Das Gebiet des Mittellandes ist übersät mit erratischen Blöcken oder Findlingen aus den Alpen. – Allerdings findet man die meisten derartigen Steine nur noch in Wäldern. Auf dem offenen Land wurden die meisten Blöcke weggeräumt.

Einige Erratiker zeigen Spuren menschlicher Bearbeitung. Vor allem sind hier die Schalensteine zu nennen. Damit bezeichnet man Steine, die an der Oberfläche künstlich angebrachte runde oder trichterförmige Vertiefungen haben.

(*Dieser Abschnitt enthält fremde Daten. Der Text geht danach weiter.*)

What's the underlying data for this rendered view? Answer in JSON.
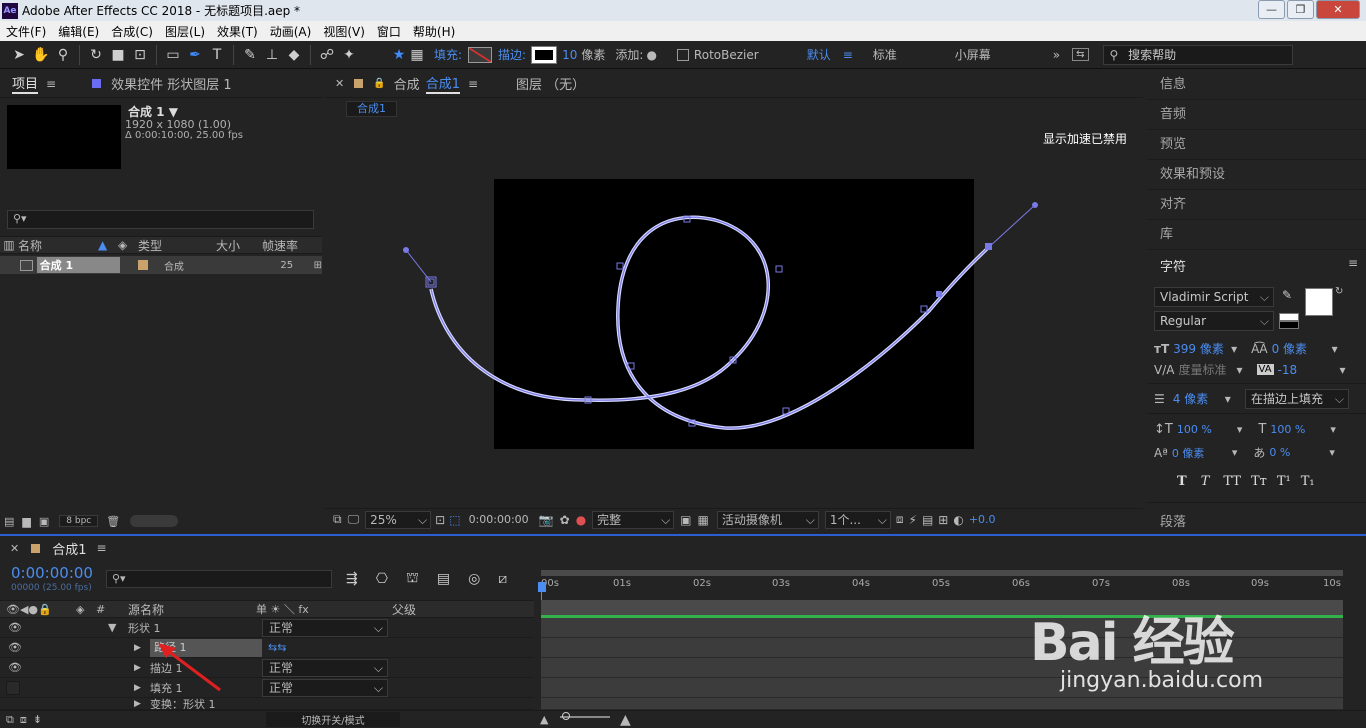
{
  "titlebar": {
    "app_icon": "Ae",
    "title": "Adobe After Effects CC 2018 - 无标题项目.aep *",
    "min": "—",
    "max": "❐",
    "close": "✕"
  },
  "menu": [
    "文件(F)",
    "编辑(E)",
    "合成(C)",
    "图层(L)",
    "效果(T)",
    "动画(A)",
    "视图(V)",
    "窗口",
    "帮助(H)"
  ],
  "toolbar": {
    "fill_label": "填充:",
    "stroke_label": "描边:",
    "stroke_width": "10",
    "stroke_unit": "像素",
    "add_label": "添加:",
    "rotobezier_label": "RotoBezier",
    "workspace_default": "默认",
    "workspace_standard": "标准",
    "workspace_small": "小屏幕",
    "search_placeholder": "搜索帮助"
  },
  "project": {
    "tab_project": "项目",
    "tab_effects": "效果控件 形状图层 1",
    "comp_name": "合成 1 ▼",
    "comp_size": "1920 x 1080 (1.00)",
    "comp_duration": "Δ 0:00:10:00, 25.00 fps",
    "columns": {
      "name": "名称",
      "type": "类型",
      "size": "大小",
      "fps": "帧速率"
    },
    "items": [
      {
        "name": "合成 1",
        "type": "合成",
        "fps": "25"
      }
    ],
    "bpc": "8 bpc"
  },
  "viewer": {
    "tab_comp": "合成",
    "tab_comp_name": "合成1",
    "tab_layer": "图层 （无）",
    "breadcrumb": "合成1",
    "notice": "显示加速已禁用",
    "zoom": "25%",
    "timecode": "0:00:00:00",
    "resolution": "完整",
    "camera": "活动摄像机",
    "views": "1个...",
    "exposure": "+0.0"
  },
  "right": {
    "panels": [
      "信息",
      "音频",
      "预览",
      "效果和预设",
      "对齐",
      "库"
    ],
    "character_title": "字符",
    "font": "Vladimir Script",
    "style": "Regular",
    "font_size": "399 像素",
    "leading": "0 像素",
    "kerning": "度量标准",
    "tracking": "-18",
    "stroke_width": "4 像素",
    "stroke_mode": "在描边上填充",
    "vscale": "100 %",
    "hscale": "100 %",
    "baseline": "0 像素",
    "tsume": "0 %",
    "paragraph_title": "段落"
  },
  "timeline": {
    "tab": "合成1",
    "timecode": "0:00:00:00",
    "frames": "00000 (25.00 fps)",
    "col_source": "源名称",
    "col_switches": "单 ☀ ＼ fx",
    "col_parent": "父级",
    "ruler": [
      "00s",
      "01s",
      "02s",
      "03s",
      "04s",
      "05s",
      "06s",
      "07s",
      "08s",
      "09s",
      "10s"
    ],
    "layers": [
      {
        "name": "形状 1",
        "mode": "正常"
      },
      {
        "name": "路径 1",
        "mode": ""
      },
      {
        "name": "描边 1",
        "mode": "正常"
      },
      {
        "name": "填充 1",
        "mode": "正常"
      },
      {
        "name": "变换：形状 1",
        "mode": ""
      }
    ],
    "toggle_label": "切换开关/模式"
  },
  "watermark": {
    "logo": "Bai 经验",
    "url": "jingyan.baidu.com"
  }
}
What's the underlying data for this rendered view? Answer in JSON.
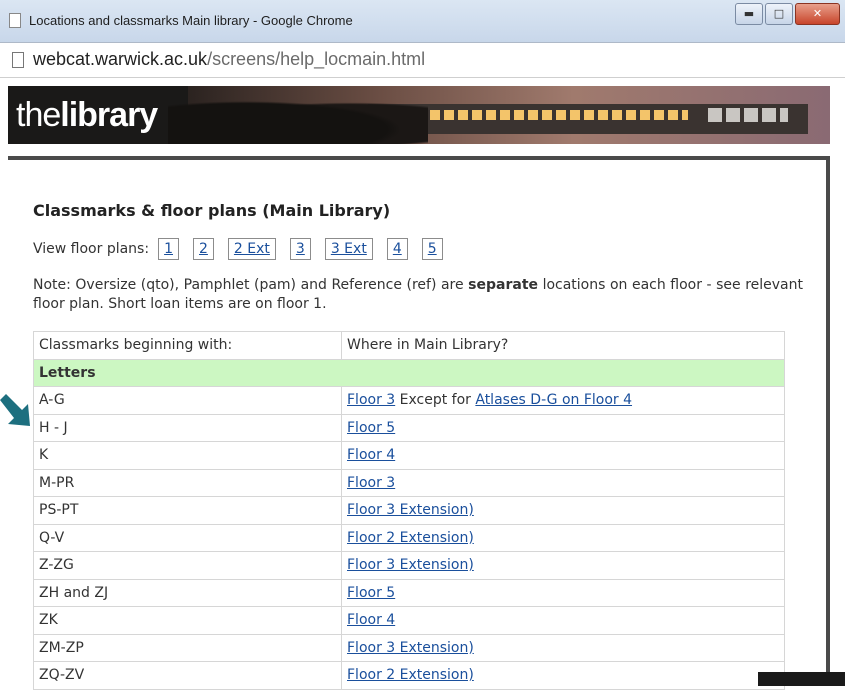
{
  "window": {
    "title": "Locations and classmarks Main library - Google Chrome",
    "controls": {
      "minimize": "▬",
      "maximize": "□",
      "close": "✕"
    }
  },
  "address": {
    "host": "webcat.warwick.ac.uk",
    "path": "/screens/help_locmain.html"
  },
  "banner": {
    "logo_light": "the",
    "logo_bold": "library"
  },
  "page": {
    "heading": "Classmarks & floor plans  (Main Library)",
    "floors_label": "View floor plans:",
    "floors": [
      "1",
      "2",
      "2 Ext",
      "3",
      "3 Ext",
      "4",
      "5"
    ],
    "note_pre": "Note: Oversize (qto), Pamphlet (pam) and Reference (ref) are ",
    "note_bold": "separate",
    "note_post": " locations on each floor - see relevant floor plan. Short loan items are on floor 1."
  },
  "table": {
    "headers": [
      "Classmarks beginning with:",
      "Where in Main Library?"
    ],
    "section": "Letters",
    "rows": [
      {
        "classmark": "A-G",
        "link": "Floor 3",
        "extra": " Except for ",
        "link2": "Atlases D-G on Floor 4"
      },
      {
        "classmark": "H - J",
        "link": "Floor 5"
      },
      {
        "classmark": "K",
        "link": "Floor 4"
      },
      {
        "classmark": "M-PR",
        "link": "Floor 3"
      },
      {
        "classmark": "PS-PT",
        "link": "Floor 3 Extension)"
      },
      {
        "classmark": "Q-V",
        "link": "Floor 2 Extension)"
      },
      {
        "classmark": "Z-ZG",
        "link": "Floor 3 Extension)"
      },
      {
        "classmark": "ZH and ZJ",
        "link": "Floor 5"
      },
      {
        "classmark": "ZK",
        "link": "Floor 4"
      },
      {
        "classmark": "ZM-ZP",
        "link": "Floor 3 Extension)"
      },
      {
        "classmark": "ZQ-ZV",
        "link": "Floor 2 Extension)"
      }
    ]
  },
  "colors": {
    "section_bg": "#ccf7c2",
    "link": "#1a4f9c",
    "arrow": "#1d6f7f"
  }
}
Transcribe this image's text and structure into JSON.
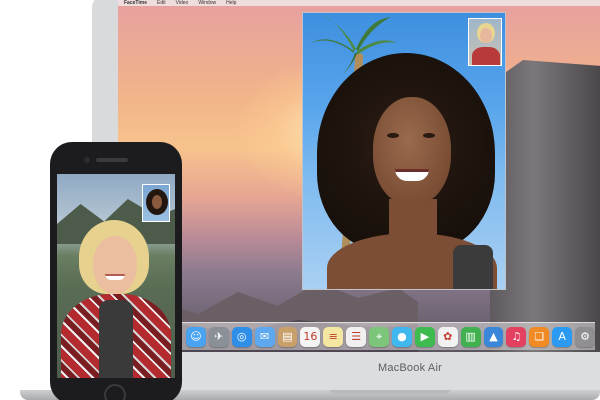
{
  "menubar": {
    "items": [
      "FaceTime",
      "Edit",
      "Video",
      "Window",
      "Help"
    ]
  },
  "device_labels": {
    "laptop_name": "MacBook Air"
  },
  "dock": {
    "apps": [
      {
        "name": "Finder",
        "icon": "finder-icon",
        "glyph": "☺",
        "color": "#4aa3f0"
      },
      {
        "name": "Launchpad",
        "icon": "launchpad-icon",
        "glyph": "✈",
        "color": "#8a8f98"
      },
      {
        "name": "Safari",
        "icon": "safari-icon",
        "glyph": "◎",
        "color": "#2f8fe8"
      },
      {
        "name": "Mail",
        "icon": "mail-icon",
        "glyph": "✉",
        "color": "#5da8ef"
      },
      {
        "name": "Contacts",
        "icon": "contacts-icon",
        "glyph": "▤",
        "color": "#c9a06a"
      },
      {
        "name": "Calendar",
        "icon": "calendar-icon",
        "glyph": "16",
        "color": "#f4f4f4"
      },
      {
        "name": "Notes",
        "icon": "notes-icon",
        "glyph": "≡",
        "color": "#f3e7a2"
      },
      {
        "name": "Reminders",
        "icon": "reminders-icon",
        "glyph": "☰",
        "color": "#f0f0f0"
      },
      {
        "name": "Maps",
        "icon": "maps-icon",
        "glyph": "⌖",
        "color": "#7cc57a"
      },
      {
        "name": "Messages",
        "icon": "messages-icon",
        "glyph": "●",
        "color": "#3fb8f0"
      },
      {
        "name": "FaceTime",
        "icon": "facetime-icon",
        "glyph": "▶",
        "color": "#3dbb4f"
      },
      {
        "name": "Photos",
        "icon": "photos-icon",
        "glyph": "✿",
        "color": "#f2f2f2"
      },
      {
        "name": "Numbers",
        "icon": "numbers-icon",
        "glyph": "▥",
        "color": "#41b14f"
      },
      {
        "name": "Keynote",
        "icon": "keynote-icon",
        "glyph": "▲",
        "color": "#3a86d8"
      },
      {
        "name": "iTunes",
        "icon": "itunes-icon",
        "glyph": "♫",
        "color": "#e4405f"
      },
      {
        "name": "iBooks",
        "icon": "ibooks-icon",
        "glyph": "❑",
        "color": "#f08a24"
      },
      {
        "name": "App Store",
        "icon": "app-store-icon",
        "glyph": "A",
        "color": "#2a9af2"
      },
      {
        "name": "System Preferences",
        "icon": "system-preferences-icon",
        "glyph": "⚙",
        "color": "#8e8e93"
      }
    ]
  }
}
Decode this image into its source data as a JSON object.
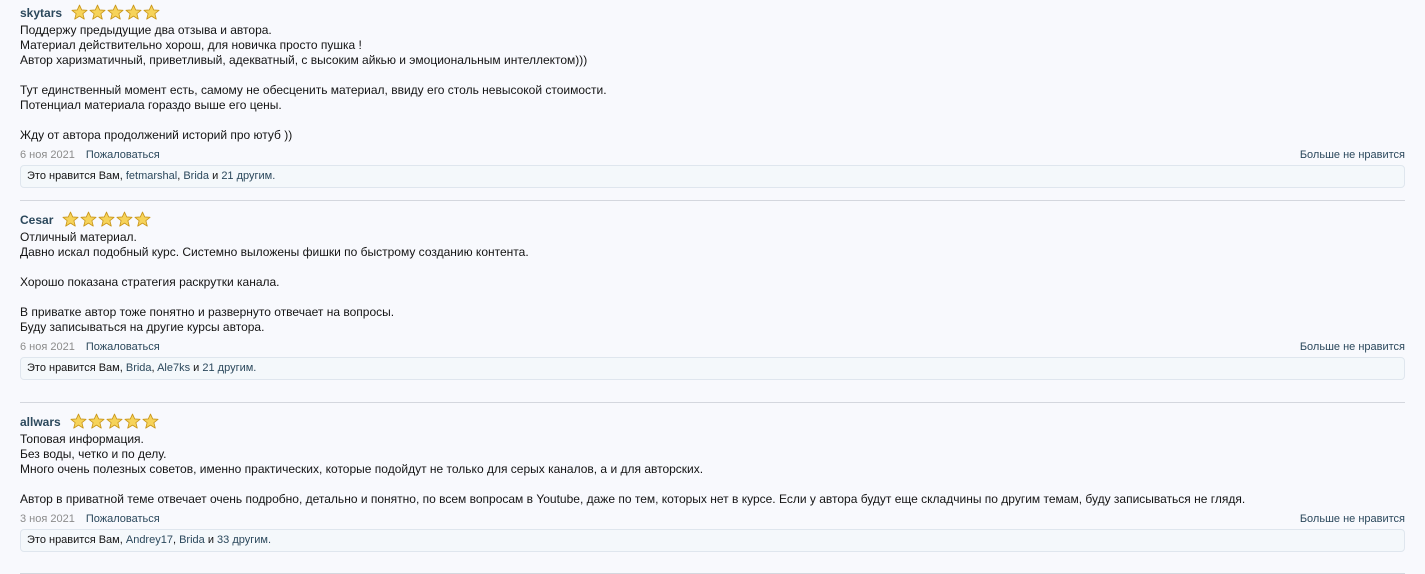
{
  "reviews": [
    {
      "author": "skytars",
      "rating": 5,
      "text": "Поддержу предыдущие два отзыва и автора.\nМатериал действительно хорош, для новичка просто пушка !\nАвтор харизматичный, приветливый, адекватный, с высоким айкью и эмоциональным интеллектом)))\n\nТут единственный момент есть, самому не обесценить материал, ввиду его столь невысокой стоимости.\nПотенциал материала гораздо выше его цены.\n\nЖду от автора продолжений историй про ютуб ))",
      "date": "6 ноя 2021",
      "report": "Пожаловаться",
      "unlike": "Больше не нравится",
      "likes": {
        "prefix": "Это нравится Вам,",
        "user1": "fetmarshal",
        "sep": ",",
        "user2": "Brida",
        "and": "и",
        "others": "21 другим."
      }
    },
    {
      "author": "Cesar",
      "rating": 5,
      "text": "Отличный материал.\nДавно искал подобный курс. Системно выложены фишки по быстрому созданию контента.\n\nХорошо показана стратегия раскрутки канала.\n\nВ приватке автор тоже понятно и развернуто отвечает на вопросы.\nБуду записываться на другие курсы автора.",
      "date": "6 ноя 2021",
      "report": "Пожаловаться",
      "unlike": "Больше не нравится",
      "likes": {
        "prefix": "Это нравится Вам,",
        "user1": "Brida",
        "sep": ",",
        "user2": "Ale7ks",
        "and": "и",
        "others": "21 другим."
      }
    },
    {
      "author": "allwars",
      "rating": 5,
      "text": "Топовая информация.\nБез воды, четко и по делу.\nМного очень полезных советов, именно практических, которые подойдут не только для серых каналов, а и для авторских.\n\nАвтор в приватной теме отвечает очень подробно, детально и понятно, по всем вопросам в Youtube, даже по тем, которых нет в курсе. Если у автора будут еще складчины по другим темам, буду записываться не глядя.",
      "date": "3 ноя 2021",
      "report": "Пожаловаться",
      "unlike": "Больше не нравится",
      "likes": {
        "prefix": "Это нравится Вам,",
        "user1": "Andrey17",
        "sep": ",",
        "user2": "Brida",
        "and": "и",
        "others": "33 другим."
      }
    }
  ],
  "colors": {
    "star_fill": "#f6d35a",
    "star_stroke": "#c9961a",
    "link": "#2b485c"
  },
  "icons": {
    "star": "star-icon"
  }
}
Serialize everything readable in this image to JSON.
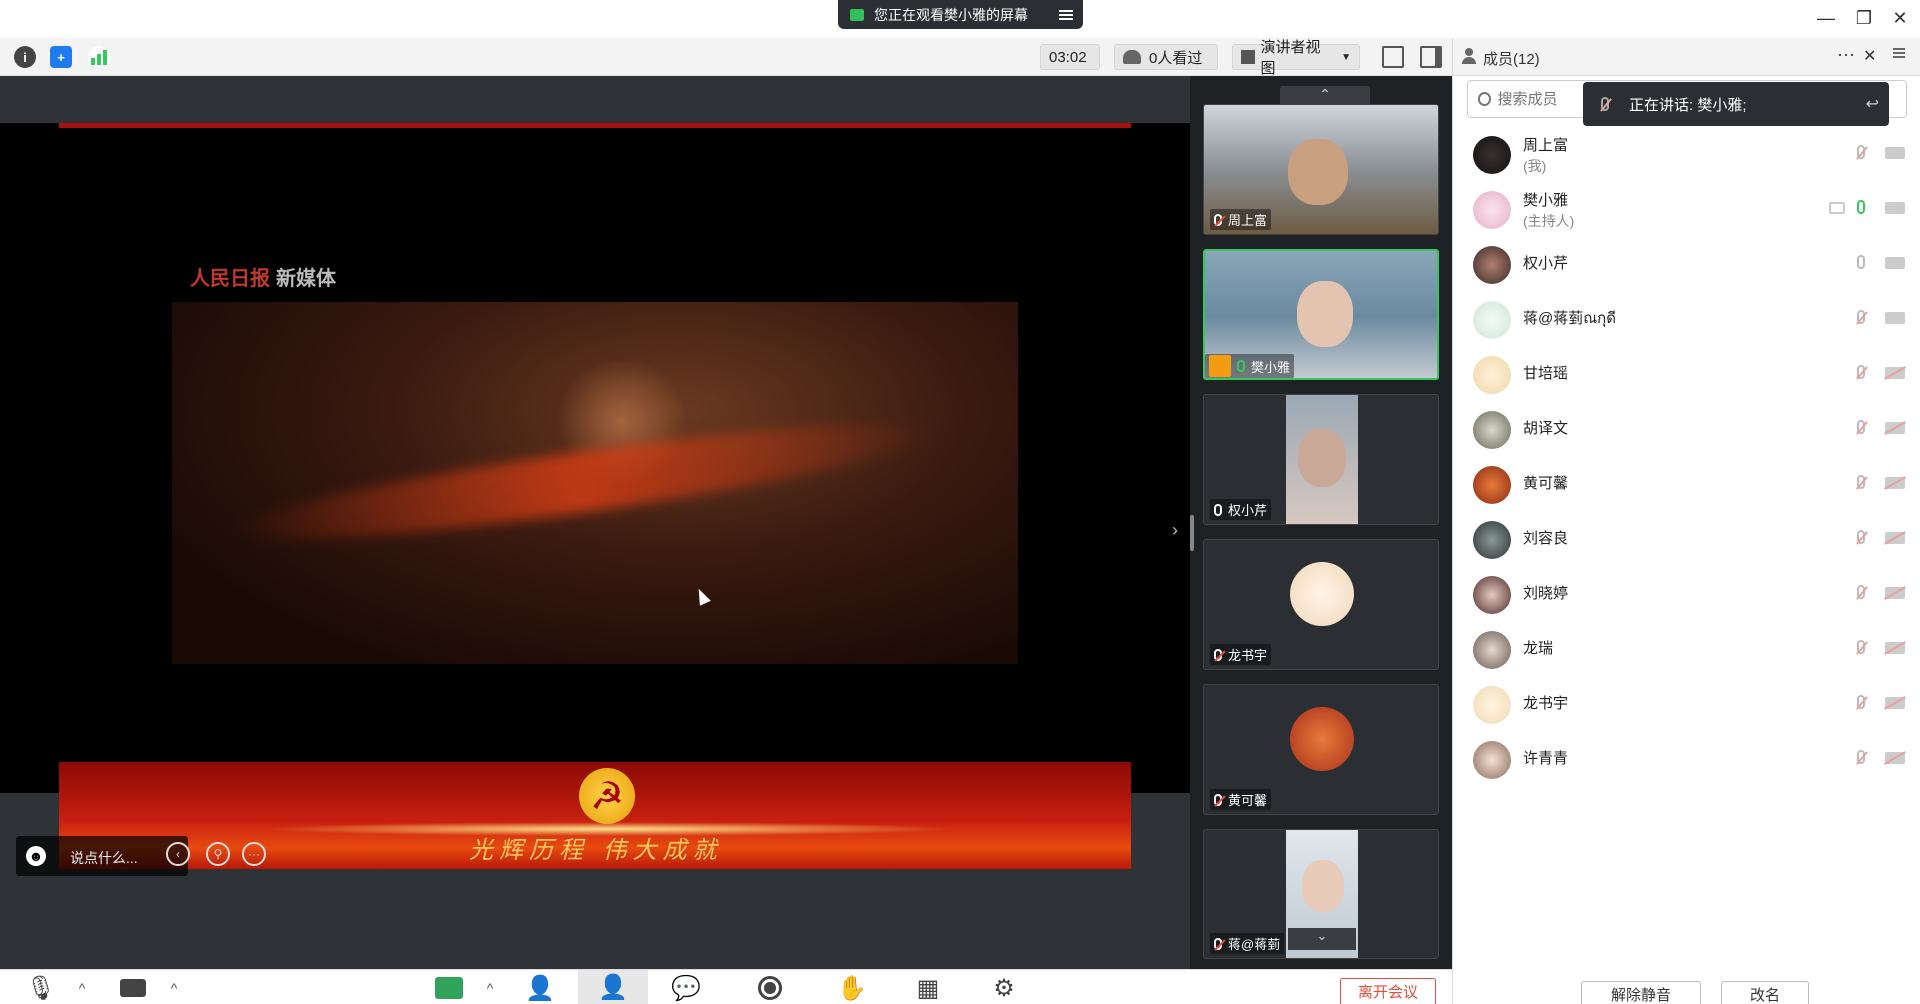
{
  "window": {
    "share_banner": "您正在观看樊小雅的屏幕",
    "controls": {
      "minimize": "—",
      "restore": "❐",
      "close": "✕"
    }
  },
  "toolbar": {
    "timer": "03:02",
    "viewers": "0人看过",
    "view_mode": "演讲者视图"
  },
  "content": {
    "brand_left": "人民日报",
    "brand_right": "新媒体",
    "slogan": "光辉历程 伟大成就"
  },
  "chat_overlay": {
    "placeholder": "说点什么..."
  },
  "thumbnails": [
    {
      "name": "周上富",
      "mic": "muted"
    },
    {
      "name": "樊小雅",
      "mic": "on",
      "host": true
    },
    {
      "name": "权小芹",
      "mic": "off"
    },
    {
      "name": "龙书宇",
      "mic": "muted"
    },
    {
      "name": "黄可馨",
      "mic": "muted"
    },
    {
      "name": "蒋@蒋菿",
      "mic": "muted"
    }
  ],
  "members_panel": {
    "title": "成员(12)",
    "search_placeholder": "搜索成员",
    "speaking": "正在讲话: 樊小雅;",
    "members": [
      {
        "name": "周上富",
        "sub": "(我)"
      },
      {
        "name": "樊小雅",
        "sub": "(主持人)"
      },
      {
        "name": "权小芹",
        "sub": ""
      },
      {
        "name": "蒋@蒋菿ณกุดี",
        "sub": ""
      },
      {
        "name": "甘培瑶",
        "sub": ""
      },
      {
        "name": "胡译文",
        "sub": ""
      },
      {
        "name": "黄可馨",
        "sub": ""
      },
      {
        "name": "刘容良",
        "sub": ""
      },
      {
        "name": "刘晓婷",
        "sub": ""
      },
      {
        "name": "龙瑞",
        "sub": ""
      },
      {
        "name": "龙书宇",
        "sub": ""
      },
      {
        "name": "许青青",
        "sub": ""
      }
    ],
    "unmute_all": "解除静音",
    "rename": "改名"
  },
  "bottom": {
    "leave": "离开会议"
  },
  "colors": {
    "accent_green": "#35c95b",
    "leave_red": "#e74c3c",
    "stage_bg": "#2f3337"
  }
}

Schalensteine gibt es in ursprünglicher Lage nur noch in einem Dreieck zwischen den Kantonen Neuenburg, Solothurn bis südlich von Bern.

Schalensteine im Grauholz und auf dem Mattstettenberg

Der Grauholzberg mit der östlichen Fortsetzung des Mattstettenbergs, sind noch heute ungewöhnlich reich an Findlingen. Bedeutend sind etwa der erratische Block auf dem Schwarzkopf und der Schalenstein auf dem Flühboden (vergleiche den Artikel) – beide in der Gemeinde Bolligen.

Auch auf dem erwähnten Mattstettenberg (Gemeinde Mattstetten) finden sich Findlinge, darunter drei eindeutige Schalensteine, alle in unmittelbarer Nähe der Forststrasse, die über den Hügelzug führt.

Diese markierten Steine hat in den 1950er Jahren der verdiente Heimatforscher Karl Ludwig Schmalz aus Bolligen entdeckt und in einem 1988 veröffentlichten Buch über die Schalensteine im Kanton Bern beschrieben.

Die Blöcke sind also bekannt, wenn auch nur Eingeweihte wissen, wo sie zu finden sind und was sie bedeuten.

Der Autor hat die Blöcke 1997 untersucht. Dabei fand er heraus, daß der westlichste Stein auf dem Mattstettenberg – von Schmalz als Schalenstein I bezeichnet - der interessanteste war: Neben einigen deutlichen schalenförmigen Vertiefungen besaß der Block nämlich eine längliche Wanne (auf dem alten Foto abgebildet).

Die Wanne hatte eine Ausrichtung nach Süden oder Norden. In südlicher Richtung zeigt die ovale Auskerbung deutlich auf den Bantiger mit seiner ehemaligen Erdburg (vergleiche die Abbildung). – Die vermessungskundliche Bedeutung des Steins ist also erwiesen.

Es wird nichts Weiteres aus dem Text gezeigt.